L'arrivée des Romains dans la région en 58 avant J-C et la paix romaine imposée dans toute la Gaule ont favorisé le développement des routes commerciales et l’implantation de villae : des vestiges ont été exhumés autrefois dans les zones de Saint-Maurice près du Tarn et de Bénas près du Lemboulas.

Nous ne possédons que peu d'informations sur la période du Haut Moyen-âge. Le toponyme Francour semble attester une présence franque, la région ayant été conquise au début du VIe siècle. A l'époque carolingienne, cette zone est placée sous l'autorité des comtes du Quercy, avant que les comtes de Toulouse n'y affirment leur autorité à la fin du IXe siècle.

Plusieurs établissements religieux s’implantent dans les siècles suivants (du XIe au XIIIe siècle), souvent liés au vaste mouvement de défrichement impulsé par les grandes abbayes de la région : une abbaye grandmontaine  et une église à Francour, des églises au Port-Noguier sur le Tarn, à Lapeyrouse et à Lunel. Un château est également construit sur la colline des Mothes, tandis que le principal noyau de peuplement se développe à Bénas.

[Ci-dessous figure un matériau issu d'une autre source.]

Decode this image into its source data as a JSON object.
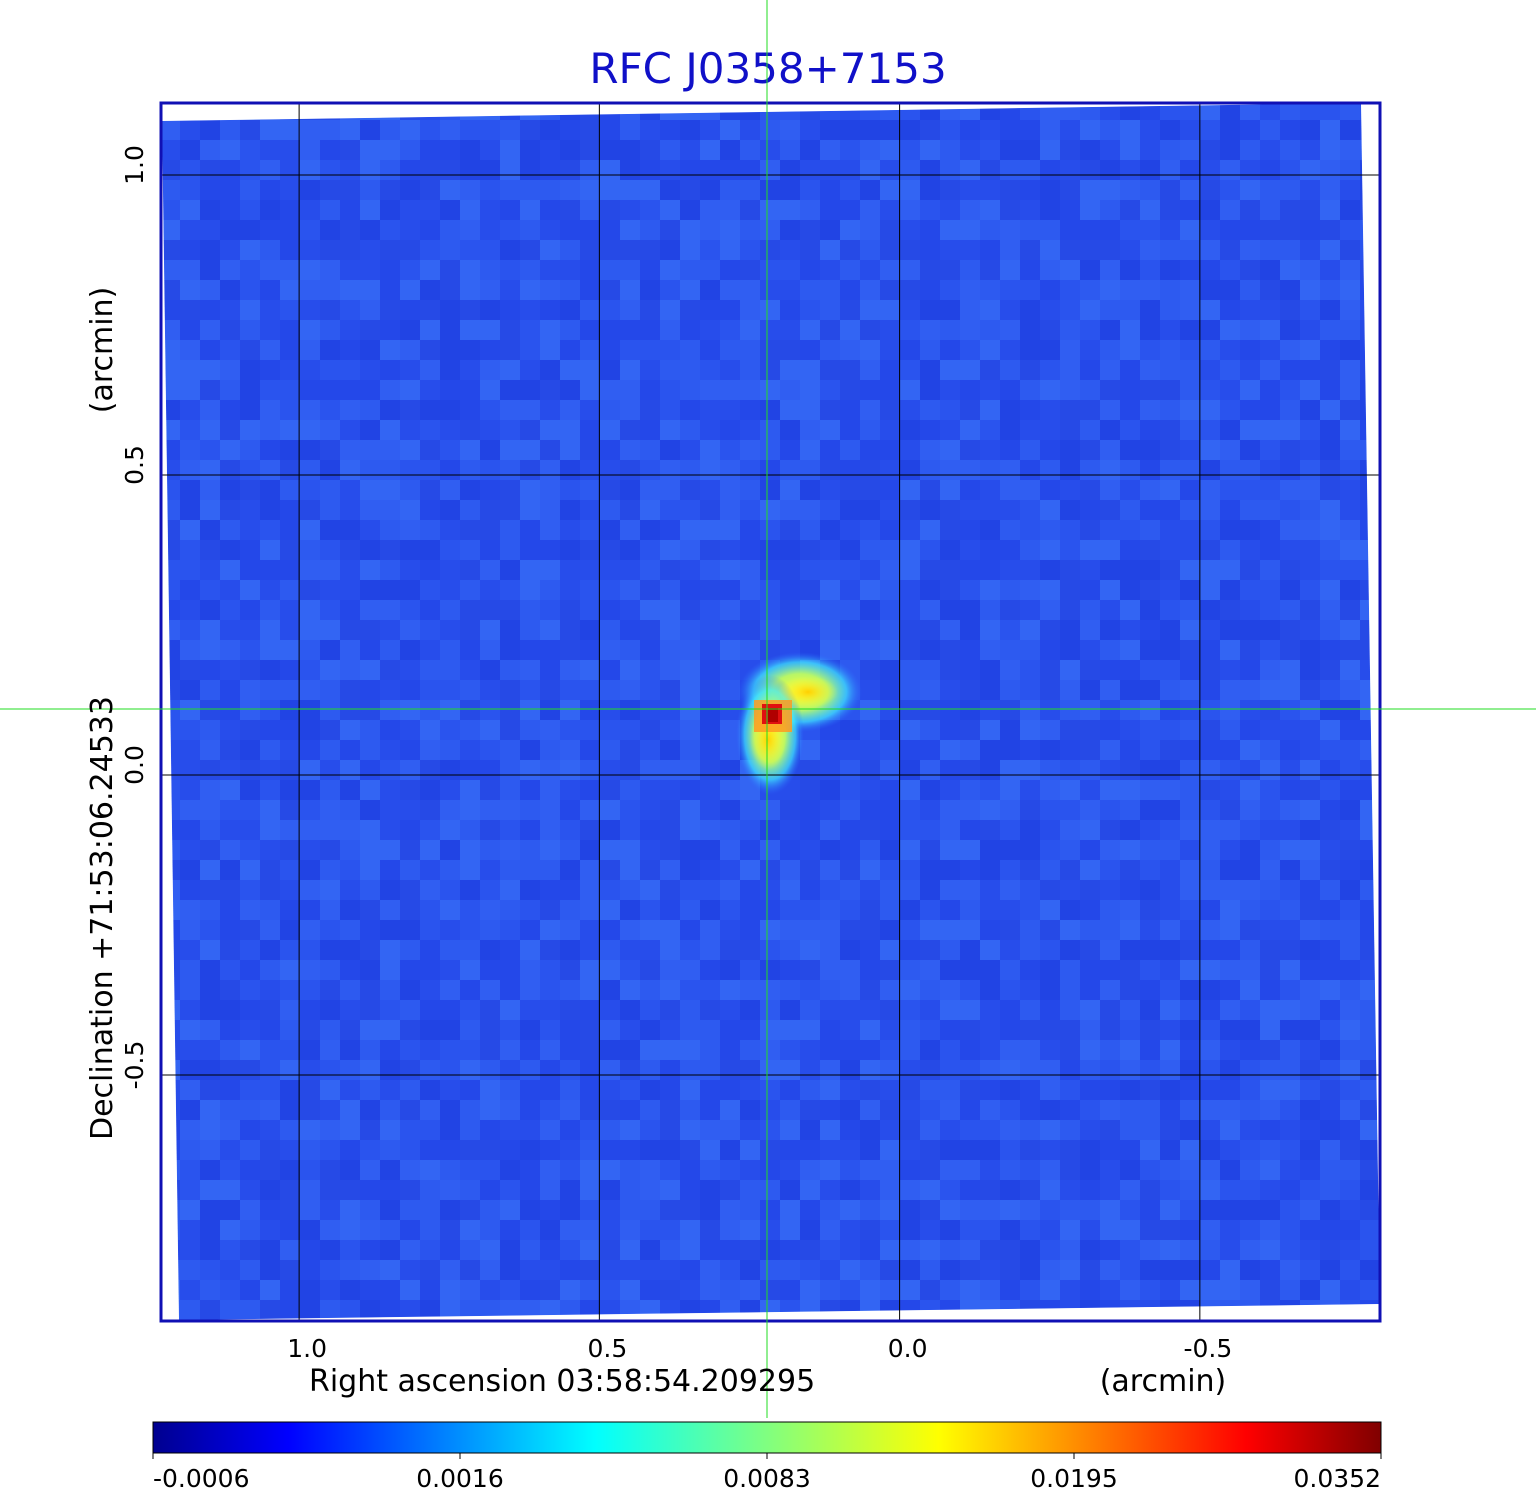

Lafrançaise naît en 1274 par un acte de Donation promulgué pour la création d'une bastide puis par l’octroi d’une charte de coutumes en 1275. Le nom choisi a pour but de marquer l'appartenance de la bastide au royaume de France après le rattachement du Comté de Toulouse au domaine royal, mais aussi dans le contexte des rivalités franco-anglaises qui font de cette région une zone frontière. La nouvelle bastide, comme toutes les fondations similaires du XIIIe siècle, a une fonction défensive (juchée sur sa colline et surplombant la plaine du Tarn, face au château des Mothes) mais aussi commerciale, témoignant de l’essor économique et du développement des échanges dans toute l’Europe occidentale à cette époque. Sa situation de ville limite au bord des riches terroirs de la plaine et des axes de communication notamment fluviaux va d’ailleurs lui permettre de se développer et de polariser les flux commerciaux grâce à ses foires et marchés, définis par la charte de fondation. Elle va pourtant souffrir de la guerre de Cent Ans, puis des guerres de Religion entre le XIVe et le XVIIe siècle avant de renouer avec la prospérité notamment sous l'intendance de l'Escalopier au milieu du XVIIIe siècle. Le pays lafrançaisain bénéficie alors de l'essor économique des vallées du Tarn et de l’Aveyron, lié entre autres aux activités de minoterie (moulin de Parazols) et au trafic fluvial (avec le Port-Noguier) en direction de Bordeaux et de l'Atlantique.
Mais au XIXe siècle, alors que le commerce atlantique décline, Lafrançaise et les coteaux du Bas-Quercy restent plus encore que le reste du département à l'écart de la révolution industrielle; la ruralité domine plus encore qu'en plaine la société. Du point de vue politique, elle apparaît comme conservatrice, manifestant une forte adhésion populaire au Second Empire puis votant majoritairement pour des candidats monarchistes dans les premières décennies de la IIIe République, avant que ne s’impose comme dans le reste du département le radicalisme.
Aujourd’hui la commune, forte d’une agriculture dynamique et variée, reste profondément marquée par la ruralité. Mais elle a aussi su développer de nombreuses activités artisanales et commerciales, et construire autour de la Vallée des loisirs un pôle d’attraction touristique.